Pour célébrer son sixième anniversaire et la sortie du premier livre autoédité par l’association, Pernety 14 se devait de mettre les petits plats dans les grands. Et c’est au Laurier que nous avons naturellement pensé pour  organiser notre séance de signatures et inviter tous les amis de l’association à partager un moment de convivialité autour d’un très généreux buffet. Zoom sur cet endroit chaleureux du Pernety Village où se croisent dans la bonne humeur nombre d’habitués du Quartier.

Cuisine traditionnelle, bar à vin et cheminée

Situé à l’angle de la rue Pernety et de la rue Didot, Le Laurier est le bistrot qui a le vent en poupe dans le 14ème arrondissement de Paris. Un panneau situé à l’entrée du restau donne le ton : « Ici nos vaches ne sont pas folles, Les poulets n’ont pas la grippe, Les fromages ne sont pas bourrés de listéria, Manger ici ne rend pas obèse, Toute notre cuisine est Maison… Et nos arrivages sont journaliers comme nos clients !! » A la fois restaurant et bar à vin, cet endroit est idéalement placé et agencé pour capter la clientèle locale ou de passage désireuse de goûter la cuisine traditionnelle française préparée par son chef ou de déguster les vins sélectionnés par Louis, le maitre des lieux. De bons plats un peu rustiques, généreusement servis et très accessibles en termes de prix, le tout mis en valeur par un service « aux petits oignons », c’est la recette du restaurant dont l’efficacité ne se dément pas depuis déjà plusieurs années. Et l’on ne connait absolument personne qui ait été déçu par l’un des plats phares du chef dont : – la souris d’agneau toujours « harchi-fondante » ; – la salade du Laurier qui mélange, entre autres produits frais, de la mangue, du pamplemousse et des écrevisses ; et – le hamburger du Laurier pas si classique qu’il n’y parait puisqu’il est servi avec une compotée de cèpes, du fois gras poilé et de l’huile de truffe ! Pour accompagner le repas, il n’y a que l’embarras du choix car Louis a  fait aménager dans la petite salle du restaurant un bar à vin dont la carte affiche une cinquantaine de crus produits par des petits producteurs. La très grande majorité d’entre eux sont proposés au verre et au pichet. Le champagne haut de gamme Billecart-Salmon est quant à lui proposé à un prix défiant toute concurrence à Paris. Enfin, cerise sur le restau, une cheminée réchauffe les convives en hiver et vient souligner le caractère rustique et « terroir » des prestations offertes.

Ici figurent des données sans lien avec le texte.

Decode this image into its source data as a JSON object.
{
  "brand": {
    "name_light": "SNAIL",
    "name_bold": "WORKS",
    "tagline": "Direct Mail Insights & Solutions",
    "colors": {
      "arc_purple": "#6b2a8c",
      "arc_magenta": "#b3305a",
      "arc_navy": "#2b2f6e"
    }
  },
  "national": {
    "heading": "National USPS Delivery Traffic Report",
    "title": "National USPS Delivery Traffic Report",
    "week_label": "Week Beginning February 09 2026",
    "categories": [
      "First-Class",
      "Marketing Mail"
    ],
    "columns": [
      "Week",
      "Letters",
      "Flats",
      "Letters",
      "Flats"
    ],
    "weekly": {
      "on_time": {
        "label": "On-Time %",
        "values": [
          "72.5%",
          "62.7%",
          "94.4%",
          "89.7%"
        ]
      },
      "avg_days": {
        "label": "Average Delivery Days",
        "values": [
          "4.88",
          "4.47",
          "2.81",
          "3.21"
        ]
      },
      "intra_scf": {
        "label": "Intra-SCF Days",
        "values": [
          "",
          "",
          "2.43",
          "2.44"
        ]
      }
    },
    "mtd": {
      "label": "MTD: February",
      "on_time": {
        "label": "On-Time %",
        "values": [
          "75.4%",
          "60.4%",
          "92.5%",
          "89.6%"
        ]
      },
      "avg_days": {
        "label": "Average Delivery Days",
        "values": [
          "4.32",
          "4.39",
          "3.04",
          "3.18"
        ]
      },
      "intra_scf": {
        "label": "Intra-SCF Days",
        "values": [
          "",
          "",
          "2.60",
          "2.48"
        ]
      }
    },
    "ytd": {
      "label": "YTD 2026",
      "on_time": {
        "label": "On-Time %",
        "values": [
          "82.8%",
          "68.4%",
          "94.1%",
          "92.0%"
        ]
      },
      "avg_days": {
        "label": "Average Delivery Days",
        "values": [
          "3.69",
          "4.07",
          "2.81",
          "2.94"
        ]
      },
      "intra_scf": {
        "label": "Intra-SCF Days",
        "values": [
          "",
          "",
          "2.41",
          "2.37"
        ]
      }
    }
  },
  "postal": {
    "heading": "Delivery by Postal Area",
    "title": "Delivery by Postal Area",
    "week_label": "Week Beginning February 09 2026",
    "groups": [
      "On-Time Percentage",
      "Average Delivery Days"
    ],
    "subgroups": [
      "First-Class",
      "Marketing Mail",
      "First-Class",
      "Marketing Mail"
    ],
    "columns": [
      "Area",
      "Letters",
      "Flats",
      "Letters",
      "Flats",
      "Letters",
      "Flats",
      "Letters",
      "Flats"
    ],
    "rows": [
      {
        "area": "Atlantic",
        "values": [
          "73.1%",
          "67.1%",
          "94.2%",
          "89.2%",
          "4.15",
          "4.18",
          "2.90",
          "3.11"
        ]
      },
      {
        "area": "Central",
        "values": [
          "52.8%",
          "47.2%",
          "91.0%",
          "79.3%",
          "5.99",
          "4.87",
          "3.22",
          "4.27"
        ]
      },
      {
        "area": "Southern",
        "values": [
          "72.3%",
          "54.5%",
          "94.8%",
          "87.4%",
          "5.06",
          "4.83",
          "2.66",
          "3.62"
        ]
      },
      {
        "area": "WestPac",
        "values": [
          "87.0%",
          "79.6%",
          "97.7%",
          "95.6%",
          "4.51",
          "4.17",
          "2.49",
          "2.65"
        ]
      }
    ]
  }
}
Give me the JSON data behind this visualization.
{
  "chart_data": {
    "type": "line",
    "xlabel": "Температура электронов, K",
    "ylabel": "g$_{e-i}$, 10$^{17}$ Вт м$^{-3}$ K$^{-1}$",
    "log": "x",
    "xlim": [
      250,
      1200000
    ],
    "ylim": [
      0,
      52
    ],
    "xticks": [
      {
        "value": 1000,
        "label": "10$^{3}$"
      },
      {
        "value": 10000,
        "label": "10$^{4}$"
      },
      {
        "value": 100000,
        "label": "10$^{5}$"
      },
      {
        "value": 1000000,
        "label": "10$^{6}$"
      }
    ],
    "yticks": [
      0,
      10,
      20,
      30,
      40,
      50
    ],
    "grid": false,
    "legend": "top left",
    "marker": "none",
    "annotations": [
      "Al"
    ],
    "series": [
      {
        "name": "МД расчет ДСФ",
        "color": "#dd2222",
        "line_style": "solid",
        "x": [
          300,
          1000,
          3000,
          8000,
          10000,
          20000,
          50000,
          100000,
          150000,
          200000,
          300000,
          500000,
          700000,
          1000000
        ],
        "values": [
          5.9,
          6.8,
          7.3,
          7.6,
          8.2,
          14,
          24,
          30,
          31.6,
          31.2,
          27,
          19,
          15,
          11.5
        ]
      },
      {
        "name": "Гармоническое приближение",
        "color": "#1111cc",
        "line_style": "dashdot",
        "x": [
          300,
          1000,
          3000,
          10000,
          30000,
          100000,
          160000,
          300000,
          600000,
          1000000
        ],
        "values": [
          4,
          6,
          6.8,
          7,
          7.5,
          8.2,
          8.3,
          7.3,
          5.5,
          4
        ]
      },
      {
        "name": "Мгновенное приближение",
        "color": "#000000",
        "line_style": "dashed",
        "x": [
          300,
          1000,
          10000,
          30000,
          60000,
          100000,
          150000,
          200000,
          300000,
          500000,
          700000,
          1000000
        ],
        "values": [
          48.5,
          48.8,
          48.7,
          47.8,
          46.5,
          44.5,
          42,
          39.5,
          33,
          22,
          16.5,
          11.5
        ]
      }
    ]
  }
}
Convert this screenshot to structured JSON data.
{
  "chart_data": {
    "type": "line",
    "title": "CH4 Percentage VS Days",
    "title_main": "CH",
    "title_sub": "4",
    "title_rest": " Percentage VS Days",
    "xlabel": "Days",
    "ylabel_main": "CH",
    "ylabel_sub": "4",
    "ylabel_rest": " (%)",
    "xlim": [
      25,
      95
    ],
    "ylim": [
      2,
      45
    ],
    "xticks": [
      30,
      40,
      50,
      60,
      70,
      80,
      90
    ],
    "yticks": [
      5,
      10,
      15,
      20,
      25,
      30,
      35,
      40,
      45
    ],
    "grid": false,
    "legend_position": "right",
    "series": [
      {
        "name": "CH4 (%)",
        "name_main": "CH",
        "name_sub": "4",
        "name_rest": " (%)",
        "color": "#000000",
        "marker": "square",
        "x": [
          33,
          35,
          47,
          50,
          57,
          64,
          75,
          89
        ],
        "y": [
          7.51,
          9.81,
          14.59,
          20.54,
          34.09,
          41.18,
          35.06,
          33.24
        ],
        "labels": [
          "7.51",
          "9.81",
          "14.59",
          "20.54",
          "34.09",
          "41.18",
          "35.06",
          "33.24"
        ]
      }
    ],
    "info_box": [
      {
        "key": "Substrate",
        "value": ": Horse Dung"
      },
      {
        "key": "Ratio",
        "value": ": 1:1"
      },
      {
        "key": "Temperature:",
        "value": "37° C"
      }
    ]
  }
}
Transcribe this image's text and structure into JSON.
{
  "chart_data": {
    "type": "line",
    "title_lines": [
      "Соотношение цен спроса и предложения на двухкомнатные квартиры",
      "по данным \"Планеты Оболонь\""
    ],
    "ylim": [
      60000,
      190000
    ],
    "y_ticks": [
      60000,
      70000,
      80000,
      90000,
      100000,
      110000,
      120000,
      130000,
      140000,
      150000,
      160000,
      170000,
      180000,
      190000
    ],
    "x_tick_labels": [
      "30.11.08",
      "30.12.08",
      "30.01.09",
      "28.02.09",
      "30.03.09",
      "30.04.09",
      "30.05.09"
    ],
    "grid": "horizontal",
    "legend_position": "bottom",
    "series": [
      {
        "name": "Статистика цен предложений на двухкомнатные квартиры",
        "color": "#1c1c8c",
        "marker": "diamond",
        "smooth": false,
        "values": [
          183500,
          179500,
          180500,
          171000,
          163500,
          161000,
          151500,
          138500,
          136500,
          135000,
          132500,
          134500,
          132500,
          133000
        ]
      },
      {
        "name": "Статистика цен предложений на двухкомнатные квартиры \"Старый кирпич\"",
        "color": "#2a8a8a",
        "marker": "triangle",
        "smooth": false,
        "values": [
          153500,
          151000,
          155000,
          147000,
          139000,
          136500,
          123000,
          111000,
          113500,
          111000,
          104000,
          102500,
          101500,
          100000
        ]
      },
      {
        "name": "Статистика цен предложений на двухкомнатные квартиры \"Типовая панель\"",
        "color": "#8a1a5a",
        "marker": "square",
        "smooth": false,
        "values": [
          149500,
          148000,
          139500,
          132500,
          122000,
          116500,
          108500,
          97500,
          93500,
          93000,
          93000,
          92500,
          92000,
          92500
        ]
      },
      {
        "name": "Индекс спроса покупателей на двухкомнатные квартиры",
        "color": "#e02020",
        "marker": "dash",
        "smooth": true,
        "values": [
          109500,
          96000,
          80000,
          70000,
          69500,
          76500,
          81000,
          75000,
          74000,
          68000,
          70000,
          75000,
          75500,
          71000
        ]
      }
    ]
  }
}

Feu de cheminée au “Laurier”

Une équipe sympathique, de fidèles habitués et des évènements toute l’année

Mais c’est avant tout de la chaleur humaine que diffuse Le Laurier et la bonne humeur du personnel se transmet à la clientèle dont 90% sont des habitants du Quartier Pernety. Pour expliquer ce phénomène, Louis qui  dirige une équipe d’une petite dizaine de personnes se la joue modeste : « Apparemment les serveurs et les gens qui bossent ici se plaisent », se contente-il de dire. Du lundi au vendredi, c’est Bruno, un transfuge des Tontons, qui assure le service derrière le bar pendant la journée. Il est relayé en soirée par Xavier et Lodi et le week-end par Raphaël et Othman. L’ambiance conviviale du bar-restaurant est entretenue par les habitués du lieu qui sont volontiers proches et complices du personnel de salle. Le Laurier est également the place to be en raison des évènements qui y sont régulièrement programmés. Le jeudi et le samedi soir, l’endroit est animé par des concerts de jazz très prisés des amateurs du Quartier ou par des menus à thème qui permettent aux convives de découvrir la cuisine régionale française. De nombreux vernissages d’exposition et signatures de livres y ont également eu lieu et tout récemment c’est donc Secteur 13, le premier livre autoédité par Pernety 14, qui a été dédicacé aux habitants de Pernety. Le bureau de Pernety 14 tient à remercier très sincèrement Louis et toute son équipe pour leur professionnalisme qui a permis à cet évènement réunissant une quarantaine de personnes venues d’horizons très différents de se dérouler dans les meilleures conditions. Il atteste de façon définitive que le 24 de la rue Didot reste aujourd’hui l’une des meilleures adresses de Pernety Village pour les habitués du Quartier qui aiment se retrouver autour d’un verre et les personnes de passage qui veulent partager une bonne table sans se ruiner.

La cave du “Laurier”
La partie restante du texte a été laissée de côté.